Sample Sizes for Strata

When drawing a stratified sample, the default option is to sample the same proportion of records or clusters from each stratum. If one group outnumbers another by a factor of 3, for example, you typically want to preserve the same ratio in the sample. If this is not the case, however, you can specify the sample size separately for each stratum.

The Sample Sizes for Strata dialog box lists each value of the stratification field, allowing you to override the default for that stratum. If multiple stratification fields are selected, every possible combination of values is listed, allowing you to specify the size for each ethnic group within each city, for example, or each town within each county. Sizes are specified as proportions or counts, as determined by the current setting in the Sample node.

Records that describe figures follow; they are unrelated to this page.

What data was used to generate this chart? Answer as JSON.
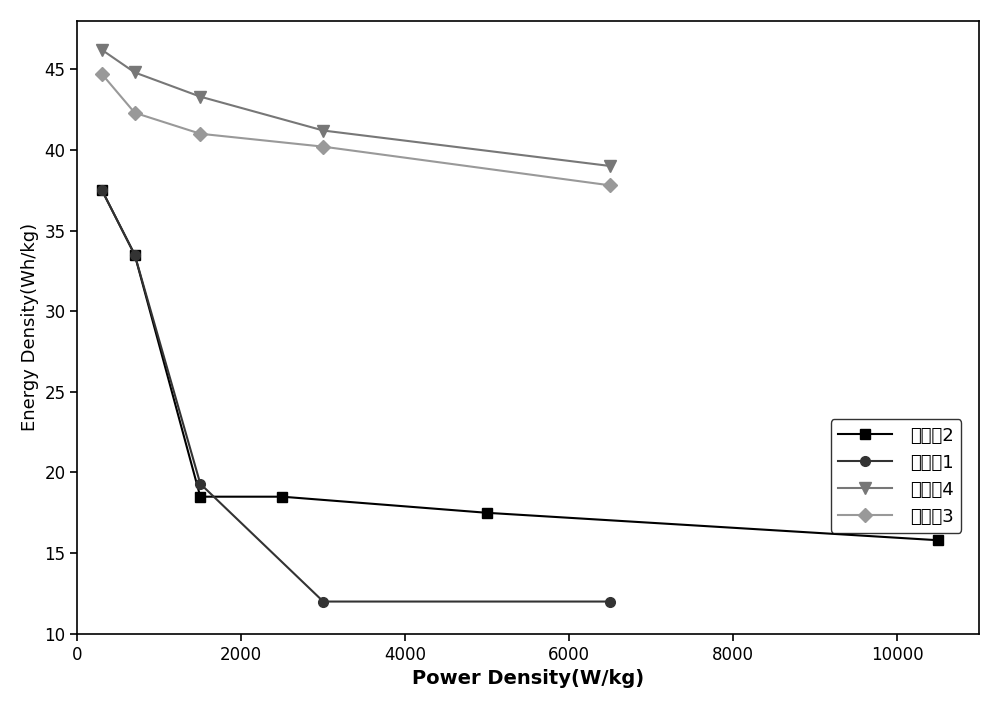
{
  "series": [
    {
      "label": "实施例2",
      "color": "#000000",
      "marker": "s",
      "markersize": 7,
      "linewidth": 1.5,
      "linestyle": "-",
      "x": [
        300,
        700,
        1500,
        2500,
        5000,
        10500
      ],
      "y": [
        37.5,
        33.5,
        18.5,
        18.5,
        17.5,
        15.8
      ]
    },
    {
      "label": "实施例1",
      "color": "#333333",
      "marker": "o",
      "markersize": 7,
      "linewidth": 1.5,
      "linestyle": "-",
      "x": [
        300,
        700,
        1500,
        3000,
        6500
      ],
      "y": [
        37.5,
        33.5,
        19.3,
        12.0,
        12.0
      ]
    },
    {
      "label": "实施例4",
      "color": "#777777",
      "marker": "v",
      "markersize": 8,
      "linewidth": 1.5,
      "linestyle": "-",
      "x": [
        300,
        700,
        1500,
        3000,
        6500
      ],
      "y": [
        46.2,
        44.8,
        43.3,
        41.2,
        39.0
      ]
    },
    {
      "label": "实施例3",
      "color": "#999999",
      "marker": "D",
      "markersize": 7,
      "linewidth": 1.5,
      "linestyle": "-",
      "x": [
        300,
        700,
        1500,
        3000,
        6500
      ],
      "y": [
        44.7,
        42.3,
        41.0,
        40.2,
        37.8
      ]
    }
  ],
  "xlabel": "Power Density(W/kg)",
  "ylabel": "Energy Density(Wh/kg)",
  "xlim": [
    0,
    11000
  ],
  "ylim": [
    10,
    48
  ],
  "xticks": [
    0,
    2000,
    4000,
    6000,
    8000,
    10000
  ],
  "yticks": [
    10,
    15,
    20,
    25,
    30,
    35,
    40,
    45
  ],
  "xlabel_fontsize": 14,
  "ylabel_fontsize": 13,
  "tick_fontsize": 12,
  "legend_fontsize": 13
}
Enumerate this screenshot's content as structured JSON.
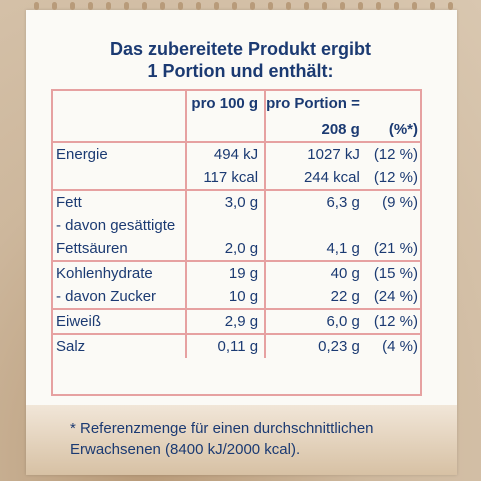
{
  "title": {
    "line1": "Das zubereitete Produkt ergibt",
    "line2": "1 Portion und enthält:"
  },
  "table": {
    "header": {
      "per100": "pro 100 g",
      "perPortion_line1": "pro Portion =",
      "perPortion_line2": "208 g",
      "percent": "(%*)"
    },
    "groups": [
      {
        "rows": [
          {
            "label": "Energie",
            "per100": "494 kJ",
            "portion": "1027 kJ",
            "pct": "(12 %)"
          },
          {
            "label": "",
            "per100": "117 kcal",
            "portion": "244 kcal",
            "pct": "(12 %)"
          }
        ]
      },
      {
        "rows": [
          {
            "label": "Fett",
            "per100": "3,0 g",
            "portion": "6,3 g",
            "pct": "(9 %)"
          },
          {
            "label": "- davon gesättigte",
            "per100": "",
            "portion": "",
            "pct": ""
          },
          {
            "label": "Fettsäuren",
            "per100": "2,0 g",
            "portion": "4,1 g",
            "pct": "(21 %)"
          }
        ]
      },
      {
        "rows": [
          {
            "label": "Kohlenhydrate",
            "per100": "19 g",
            "portion": "40 g",
            "pct": "(15 %)"
          },
          {
            "label": "- davon Zucker",
            "per100": "10 g",
            "portion": "22 g",
            "pct": "(24 %)"
          }
        ]
      },
      {
        "rows": [
          {
            "label": "Eiweiß",
            "per100": "2,9 g",
            "portion": "6,0 g",
            "pct": "(12 %)"
          }
        ]
      },
      {
        "rows": [
          {
            "label": "Salz",
            "per100": "0,11 g",
            "portion": "0,23 g",
            "pct": "(4 %)"
          }
        ]
      }
    ]
  },
  "footnote": {
    "line1": "* Referenzmenge für einen durchschnittlichen",
    "line2": "Erwachsenen (8400 kJ/2000 kcal)."
  },
  "colors": {
    "text": "#1b3a72",
    "rule": "#e6a1a1",
    "paper": "#fbfaf6",
    "background": "#c9b49a"
  }
}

To Specify Sample Sizes for Strata

  1. In the Sample node, select Complex, and select one or more stratification fields. See the topic Cluster and Stratify Settings for more information.
  2. Select Custom, and select Specify Sizes.
  3. In the Sample Sizes for Strata dialog box, click the Read Values button at lower left to populate the display. If necessary, you may need to instantiate values in an upstream source or Type node. See the topic What is instantiation? for more information.
  4. Click in any row to override the default size for that stratum.

Notes on Sample Size

Custom sample sizes may be useful if different strata have different variances, for example, in order to make sample sizes proportional to the standard deviation. (If the cases within the stratum are more varied, you need to sample more of them to get a representative sample.) Or if a stratum is small, you may wish to use a higher sample proportion to ensure that a minimum number of observations is included.

Note: If you stratify by a field that has missing values (null or system missing values, empty strings, white space, and blank or user-defined missing values), then you cannot specify custom sample sizes for strata. If you want to use custom sample sizes when stratifying by a field with missing or blank values, then you need to fill them upstream.